Josh Stockley, a political scientist at the University of Louisiana at Monroe, said a good case can be made for McAllister as frontrunner rather than flash in the pan. Factors working in his favor include the large field, with each challenger carving out a niche but none emerging as the consensus alternative; the name ID that comes with incumbency; a good bit of approachable, down-home charm and a pragmatic approach to issues that many voters may find appealing.

As for the scandal, Stockley points to the ad McAllister shot with his wife, Kelly, whom the Congressman describes as a “wonderful, Christian woman,” as going a long way toward defusing the situation. While there are plenty of whispers, he said, McAllister’s rivals are probably leery of raising the issue themselves, for fear of being perceived as overly negative. Besides, he said, “Who doesn’t know that at this point?”

And indeed, McAllister seems to have his mojo back, judging from a day on the campaign trail through the small towns and rural outposts that make up most of the district.

Here’s some of what you learn by hanging out with McAllister: He drives his Ford pickup too fast. He says what’s on his mind, or seems to, anyway. He switches effortlessly from discussing foreign aid and taxes to squirrel hunting to the Angola Rodeo, a topic of some interest at a Winnfield fabrication plant meet-and-greet hosted by a part-time rodeo clown. He’s willing to talk about his indiscretion, like when he used a question on government surveillance to crack a joke about knowing what it’s like to be filmed without realizing it, a move that effectively took the unspoken topic off the table.

Given the opportunity, he tends to lower the temperature, not raise it. Asked about Ebola, he said the CDC response fell short at first but is improving.

“Don’t get yourself all up in a panic about it. It’s not the epidemic the media tells you it is,” he told the dozen men gathered at the meet-and-greet.

When he talks of treating everyone in the district equally regardless of party or skin color, he includes sexual orientation on the list. While some of his opponents pitch themselves as strict constitutionalists, he notes that the forefathers got some big things wrong.

“Would anyone sit here and argue that slavery is right?” he asked in an interview. “Would anyone sit here and argue that women are not equal to men?” None of that means he supports a constitutional right to same-sex marriage, though. He said he considers it a states’ rights issue.

He argues that he gets more for his district by not being so predictable — an approach the newbie shares with no less sophisticated a politician than U.S. Sen. Mary Landrieu.

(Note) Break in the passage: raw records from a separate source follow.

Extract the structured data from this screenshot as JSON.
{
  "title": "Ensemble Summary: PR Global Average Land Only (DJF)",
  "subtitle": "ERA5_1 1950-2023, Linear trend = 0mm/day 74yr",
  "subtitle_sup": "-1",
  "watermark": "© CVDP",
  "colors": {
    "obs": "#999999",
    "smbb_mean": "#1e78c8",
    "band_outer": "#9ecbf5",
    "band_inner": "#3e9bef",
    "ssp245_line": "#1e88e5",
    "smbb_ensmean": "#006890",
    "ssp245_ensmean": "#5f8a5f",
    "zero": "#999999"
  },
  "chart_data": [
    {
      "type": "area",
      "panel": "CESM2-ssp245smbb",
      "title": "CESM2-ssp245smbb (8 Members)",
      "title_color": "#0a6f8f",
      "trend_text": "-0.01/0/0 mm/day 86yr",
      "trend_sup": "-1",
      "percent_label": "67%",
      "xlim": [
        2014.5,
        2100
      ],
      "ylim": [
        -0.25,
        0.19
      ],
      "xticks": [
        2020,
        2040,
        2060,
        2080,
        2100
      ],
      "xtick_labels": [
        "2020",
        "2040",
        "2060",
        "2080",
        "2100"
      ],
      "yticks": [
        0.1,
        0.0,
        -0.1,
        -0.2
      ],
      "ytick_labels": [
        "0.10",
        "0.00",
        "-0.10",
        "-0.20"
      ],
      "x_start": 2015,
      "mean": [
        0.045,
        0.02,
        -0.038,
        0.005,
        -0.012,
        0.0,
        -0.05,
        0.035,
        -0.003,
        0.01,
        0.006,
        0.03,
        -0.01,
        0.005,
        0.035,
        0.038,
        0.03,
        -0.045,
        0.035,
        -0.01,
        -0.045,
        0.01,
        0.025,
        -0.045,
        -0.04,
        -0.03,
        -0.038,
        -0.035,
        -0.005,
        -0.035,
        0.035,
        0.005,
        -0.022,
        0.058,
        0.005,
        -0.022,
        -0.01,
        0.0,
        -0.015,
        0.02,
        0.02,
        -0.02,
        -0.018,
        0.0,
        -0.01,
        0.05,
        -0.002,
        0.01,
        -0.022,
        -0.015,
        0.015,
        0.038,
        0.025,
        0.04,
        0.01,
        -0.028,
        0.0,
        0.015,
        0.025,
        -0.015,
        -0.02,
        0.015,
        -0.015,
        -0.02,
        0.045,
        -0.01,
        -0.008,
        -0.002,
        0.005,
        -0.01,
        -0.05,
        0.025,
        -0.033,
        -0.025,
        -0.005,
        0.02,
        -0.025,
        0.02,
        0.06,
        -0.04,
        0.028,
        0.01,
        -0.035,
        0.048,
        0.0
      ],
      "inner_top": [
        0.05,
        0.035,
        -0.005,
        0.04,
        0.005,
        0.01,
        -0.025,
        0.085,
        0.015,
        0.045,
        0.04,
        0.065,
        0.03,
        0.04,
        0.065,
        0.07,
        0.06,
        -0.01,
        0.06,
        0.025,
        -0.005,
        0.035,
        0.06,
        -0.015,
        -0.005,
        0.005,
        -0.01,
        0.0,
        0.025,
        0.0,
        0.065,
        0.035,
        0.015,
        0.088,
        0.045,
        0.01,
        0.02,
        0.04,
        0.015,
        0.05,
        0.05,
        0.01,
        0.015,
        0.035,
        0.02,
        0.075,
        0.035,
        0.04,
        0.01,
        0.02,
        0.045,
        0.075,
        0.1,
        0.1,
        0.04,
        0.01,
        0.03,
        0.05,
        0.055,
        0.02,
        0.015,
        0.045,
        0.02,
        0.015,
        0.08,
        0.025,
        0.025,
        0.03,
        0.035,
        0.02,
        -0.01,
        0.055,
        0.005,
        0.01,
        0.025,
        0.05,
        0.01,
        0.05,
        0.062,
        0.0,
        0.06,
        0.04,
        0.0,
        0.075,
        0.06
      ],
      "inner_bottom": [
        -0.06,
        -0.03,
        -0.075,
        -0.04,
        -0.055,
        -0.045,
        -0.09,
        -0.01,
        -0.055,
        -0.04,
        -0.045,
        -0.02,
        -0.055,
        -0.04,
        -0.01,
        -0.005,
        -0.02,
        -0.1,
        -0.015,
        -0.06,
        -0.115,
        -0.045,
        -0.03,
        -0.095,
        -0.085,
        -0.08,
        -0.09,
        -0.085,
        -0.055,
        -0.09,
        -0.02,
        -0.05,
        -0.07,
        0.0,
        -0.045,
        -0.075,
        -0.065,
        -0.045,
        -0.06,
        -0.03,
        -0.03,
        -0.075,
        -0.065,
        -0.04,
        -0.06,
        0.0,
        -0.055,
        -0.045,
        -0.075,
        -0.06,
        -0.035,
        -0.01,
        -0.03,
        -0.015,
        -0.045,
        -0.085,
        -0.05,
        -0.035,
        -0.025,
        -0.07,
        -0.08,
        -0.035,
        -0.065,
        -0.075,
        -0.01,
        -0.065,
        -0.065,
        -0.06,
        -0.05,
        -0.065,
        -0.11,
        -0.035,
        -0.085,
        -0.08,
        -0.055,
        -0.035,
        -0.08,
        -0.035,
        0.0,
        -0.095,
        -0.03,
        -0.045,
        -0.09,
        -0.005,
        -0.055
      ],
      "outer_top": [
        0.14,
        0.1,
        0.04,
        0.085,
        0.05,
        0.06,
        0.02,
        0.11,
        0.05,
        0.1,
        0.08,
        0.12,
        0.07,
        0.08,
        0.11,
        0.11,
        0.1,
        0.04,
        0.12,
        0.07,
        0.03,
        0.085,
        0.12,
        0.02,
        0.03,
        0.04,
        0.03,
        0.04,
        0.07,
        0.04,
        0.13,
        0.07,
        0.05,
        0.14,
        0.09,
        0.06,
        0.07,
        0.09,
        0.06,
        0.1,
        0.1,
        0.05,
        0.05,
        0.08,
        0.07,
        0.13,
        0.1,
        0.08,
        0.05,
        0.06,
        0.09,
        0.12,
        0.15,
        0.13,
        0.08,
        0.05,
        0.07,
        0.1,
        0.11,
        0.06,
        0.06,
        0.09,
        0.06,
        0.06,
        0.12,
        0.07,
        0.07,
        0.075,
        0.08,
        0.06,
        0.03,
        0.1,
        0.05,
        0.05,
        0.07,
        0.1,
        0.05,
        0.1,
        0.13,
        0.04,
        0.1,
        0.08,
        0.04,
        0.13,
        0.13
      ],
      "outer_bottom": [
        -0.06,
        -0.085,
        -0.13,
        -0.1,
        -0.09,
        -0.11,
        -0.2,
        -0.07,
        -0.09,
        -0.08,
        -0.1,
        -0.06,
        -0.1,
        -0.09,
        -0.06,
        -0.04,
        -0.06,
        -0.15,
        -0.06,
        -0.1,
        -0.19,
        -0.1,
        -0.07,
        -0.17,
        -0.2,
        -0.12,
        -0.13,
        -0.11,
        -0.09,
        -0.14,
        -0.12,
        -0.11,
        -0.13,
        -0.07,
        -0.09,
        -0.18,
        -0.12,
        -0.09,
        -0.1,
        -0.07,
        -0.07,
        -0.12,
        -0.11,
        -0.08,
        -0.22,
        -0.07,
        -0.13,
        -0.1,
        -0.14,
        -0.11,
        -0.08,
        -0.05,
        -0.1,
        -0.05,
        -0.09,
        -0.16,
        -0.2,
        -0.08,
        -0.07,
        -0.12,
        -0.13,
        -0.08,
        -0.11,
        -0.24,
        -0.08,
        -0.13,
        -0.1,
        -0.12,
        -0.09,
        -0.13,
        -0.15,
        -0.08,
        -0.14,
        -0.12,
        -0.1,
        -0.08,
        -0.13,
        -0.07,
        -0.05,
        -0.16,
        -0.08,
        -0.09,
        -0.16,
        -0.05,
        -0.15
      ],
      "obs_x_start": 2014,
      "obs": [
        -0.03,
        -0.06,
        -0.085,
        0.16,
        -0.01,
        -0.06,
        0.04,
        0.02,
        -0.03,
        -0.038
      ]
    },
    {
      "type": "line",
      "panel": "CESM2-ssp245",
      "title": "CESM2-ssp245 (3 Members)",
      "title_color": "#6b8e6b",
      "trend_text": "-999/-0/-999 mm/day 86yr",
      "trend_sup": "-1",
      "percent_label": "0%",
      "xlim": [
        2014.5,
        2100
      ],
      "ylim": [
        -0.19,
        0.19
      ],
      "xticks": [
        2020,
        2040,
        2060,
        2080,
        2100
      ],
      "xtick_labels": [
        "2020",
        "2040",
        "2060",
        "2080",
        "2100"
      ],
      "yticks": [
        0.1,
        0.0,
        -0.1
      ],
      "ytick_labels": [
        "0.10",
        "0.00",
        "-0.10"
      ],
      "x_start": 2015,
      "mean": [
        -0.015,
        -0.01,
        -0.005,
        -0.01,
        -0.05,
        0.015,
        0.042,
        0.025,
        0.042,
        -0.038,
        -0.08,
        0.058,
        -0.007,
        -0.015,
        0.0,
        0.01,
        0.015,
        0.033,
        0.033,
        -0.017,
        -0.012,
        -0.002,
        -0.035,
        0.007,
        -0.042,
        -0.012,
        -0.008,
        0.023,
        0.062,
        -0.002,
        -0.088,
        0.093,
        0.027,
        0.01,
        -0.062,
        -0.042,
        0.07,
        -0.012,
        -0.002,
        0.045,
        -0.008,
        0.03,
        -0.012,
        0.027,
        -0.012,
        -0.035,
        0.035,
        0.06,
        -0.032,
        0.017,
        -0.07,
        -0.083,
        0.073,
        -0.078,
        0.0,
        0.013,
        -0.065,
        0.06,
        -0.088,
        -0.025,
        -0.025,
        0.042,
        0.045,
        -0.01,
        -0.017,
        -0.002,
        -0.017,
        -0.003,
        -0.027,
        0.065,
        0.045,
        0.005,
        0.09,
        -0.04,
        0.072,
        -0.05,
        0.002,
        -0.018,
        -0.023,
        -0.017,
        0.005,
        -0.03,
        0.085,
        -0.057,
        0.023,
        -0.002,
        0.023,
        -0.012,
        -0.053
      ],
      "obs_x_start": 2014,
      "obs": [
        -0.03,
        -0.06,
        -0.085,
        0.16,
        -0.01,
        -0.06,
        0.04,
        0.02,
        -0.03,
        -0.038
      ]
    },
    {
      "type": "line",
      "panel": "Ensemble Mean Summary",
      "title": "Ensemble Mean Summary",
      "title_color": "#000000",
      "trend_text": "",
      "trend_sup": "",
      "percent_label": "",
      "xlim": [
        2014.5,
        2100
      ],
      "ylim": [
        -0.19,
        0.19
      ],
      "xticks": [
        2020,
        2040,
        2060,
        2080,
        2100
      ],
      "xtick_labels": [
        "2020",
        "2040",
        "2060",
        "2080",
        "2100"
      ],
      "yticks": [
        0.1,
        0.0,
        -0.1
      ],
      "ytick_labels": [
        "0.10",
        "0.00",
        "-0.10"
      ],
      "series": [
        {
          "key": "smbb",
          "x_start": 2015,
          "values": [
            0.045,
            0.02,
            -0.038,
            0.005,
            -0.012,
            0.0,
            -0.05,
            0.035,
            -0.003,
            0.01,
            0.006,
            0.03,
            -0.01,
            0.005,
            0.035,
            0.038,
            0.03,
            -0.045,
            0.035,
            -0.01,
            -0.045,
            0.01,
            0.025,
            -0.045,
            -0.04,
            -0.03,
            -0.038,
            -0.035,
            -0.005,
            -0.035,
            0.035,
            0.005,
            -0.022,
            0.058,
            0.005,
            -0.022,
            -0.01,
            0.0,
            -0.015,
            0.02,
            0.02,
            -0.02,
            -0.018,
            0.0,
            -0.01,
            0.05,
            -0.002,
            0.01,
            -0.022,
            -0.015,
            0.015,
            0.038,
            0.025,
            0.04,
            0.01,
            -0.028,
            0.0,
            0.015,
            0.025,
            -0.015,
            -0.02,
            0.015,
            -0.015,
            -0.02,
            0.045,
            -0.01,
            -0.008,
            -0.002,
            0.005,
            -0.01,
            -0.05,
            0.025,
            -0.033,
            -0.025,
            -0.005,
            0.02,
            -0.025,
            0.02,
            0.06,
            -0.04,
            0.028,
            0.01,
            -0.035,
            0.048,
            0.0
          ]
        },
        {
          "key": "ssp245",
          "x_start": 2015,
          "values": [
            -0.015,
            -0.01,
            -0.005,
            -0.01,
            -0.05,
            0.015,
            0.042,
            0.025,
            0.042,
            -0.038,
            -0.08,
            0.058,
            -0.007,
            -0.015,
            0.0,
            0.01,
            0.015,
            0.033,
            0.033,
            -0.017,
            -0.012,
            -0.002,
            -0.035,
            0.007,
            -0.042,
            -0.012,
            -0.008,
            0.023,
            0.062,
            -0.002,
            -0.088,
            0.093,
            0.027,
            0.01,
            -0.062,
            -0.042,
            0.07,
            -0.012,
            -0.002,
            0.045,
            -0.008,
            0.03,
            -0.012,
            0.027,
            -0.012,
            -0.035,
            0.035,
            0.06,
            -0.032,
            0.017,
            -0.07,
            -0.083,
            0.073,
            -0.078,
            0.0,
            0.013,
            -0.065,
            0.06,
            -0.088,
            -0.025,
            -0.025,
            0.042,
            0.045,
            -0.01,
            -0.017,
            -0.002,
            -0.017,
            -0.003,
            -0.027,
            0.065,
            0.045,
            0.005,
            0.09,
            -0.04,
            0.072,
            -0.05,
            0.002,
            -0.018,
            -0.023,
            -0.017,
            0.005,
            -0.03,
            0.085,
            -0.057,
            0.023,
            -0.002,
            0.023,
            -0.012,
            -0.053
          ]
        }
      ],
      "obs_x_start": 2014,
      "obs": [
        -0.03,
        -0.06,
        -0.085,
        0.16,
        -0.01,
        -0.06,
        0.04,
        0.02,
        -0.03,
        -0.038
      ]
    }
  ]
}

On the issue that’s become something of a signature, you could argue that he sends mixed messages. His push card lists his top priority as stopping “Obamacare,” but he still strongly backs Medicaid expansion in Louisiana, which Jindal rejects, as vital to both his poor constituents and the hospitals that still provide uncompensated care. Rather than a moderate, he describes himself as a realist.

“We’re playing politics and not really sitting down at the table and saying, ‘How can we make this work?’ ” he said. “It’s a debacle, and it becomes a bigger debacle when we sit around here and go no, no, no, repeal, repeal, repeal when we know we’re not going to be able to repeal it.”